The confused teen is taken on a bewildering tour of Godwin’s world. Despite Godwin’s frankly terrible pitch1, Gorse believes that her current life is a disaster and will always be disaster. Godwin’s patrons could offer her so much more. She signs on.

Gorse’s mother Barbara comes looking for her missing daughter. The sensible thing for Godwin to do would be to use his mental powers to make Barbara stop asking questions. Godwin does not do this, in part because he recognizes Barbara as the little girl he rescued in 1944. His failure to deal properly with Barbara now is a fatal mistake.

Much of what Godwin believes about his life is clearly false. Until Barbara appeared, he studiously avoided inconvenient questions. Now he is forced to confront the contradictions. Too bad for Godwin, because that means his final bill is now due.

~oOo~

This book had more tongue-kissing by precocious ten-years-olds than I liked, although at least all of the adults involved are astonished and alarmed at this. Most of the sex in this novel appears to be intended as disturbing, but the tongue-kissing could have been omitted. Or at least not mentioned as often.

The problem with this novel isn’t with concept but execution. Specifically, sleepwalker Godwin’s increasingly alarmed awareness of his situation could have been a zinger of a short story or perhaps novella2. Stretched out to novel length, the plot is slow, bordering on interminable. When I took this book off my bookshelf, I had no idea what it was about (though I did have some fleeting memory that it was somehow connected with Poul Anderson’s The Devil’s Game3). That is because Players isn’t memorable4.

Readers may remember I also found Brunner’s 1980 The Infinitive of Go disappointing.
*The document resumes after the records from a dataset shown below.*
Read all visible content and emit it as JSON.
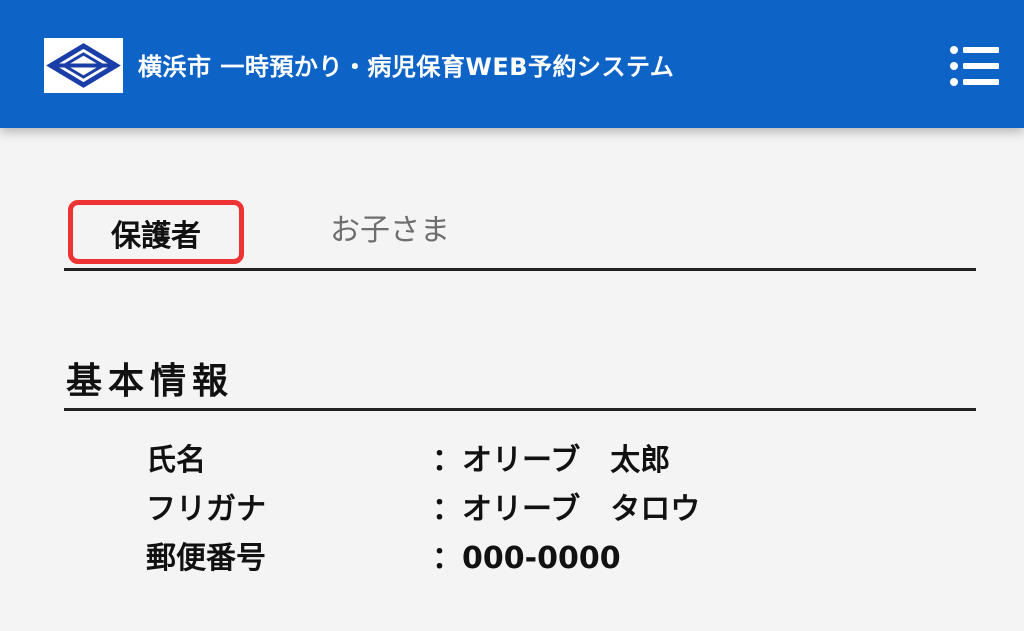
{
  "header": {
    "title": "横浜市 一時預かり・病児保育WEB予約システム",
    "bg_color": "#0e63c7",
    "logo_icon": "yokohama-city-emblem",
    "menu_icon": "list-menu-icon"
  },
  "tabs": [
    {
      "label": "保護者",
      "selected": true
    },
    {
      "label": "お子さま",
      "selected": false
    }
  ],
  "highlight_color": "#ee3333",
  "section": {
    "title": "基本情報",
    "rows": [
      {
        "label": "氏名",
        "value": "：オリーブ　太郎"
      },
      {
        "label": "フリガナ",
        "value": "：オリーブ　タロウ"
      },
      {
        "label": "郵便番号",
        "value": "：000-0000"
      }
    ]
  }
}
My suspicion then and now is that the culprit is Brunner’s work on his failed historical novel The Great Steamboat Race (published in 1983). He spent five years writing that book. He still needed to make a living, so he dashed off novels like this one (and Go) in the time he could spare from Steamboat.

Was Steamboat worth the effort and the cost? Readers will have to wait until June to find out.

Players at the Game of People is available here (Amazon US), here (Amazon Canada), here (Amazon UK), here (Apple Books), here (Barnes & Noble), and here (Kobo).

I did not find Players at either Chapters-Indigo or Words Worth Books, presumably because it is now available only as an ebook.

1: Godwin relies on shouting-and-contemptuous-lecturing to convince Gorse. Not good marketing. Perhaps his donor-given ability to mentally dominate authorities doesn’t work here.

2: I don’t understand why the category of novelette exists.

3: Poul Anderson’s The Devil’s Game was also published in 1980, a month after the Brunner came out. Forty-four years on, I remembered the books as being somehow associated. Was it just having read them close together? Was it the word game’ in the title? I should read the Anderson to find out.

I think this will be the next book in my Because My Tears Are Delicious To You review series.

4: Maybe the problem was choice of protagonist. Would the plot have worked better told from Gorse or Barbara’s point of view?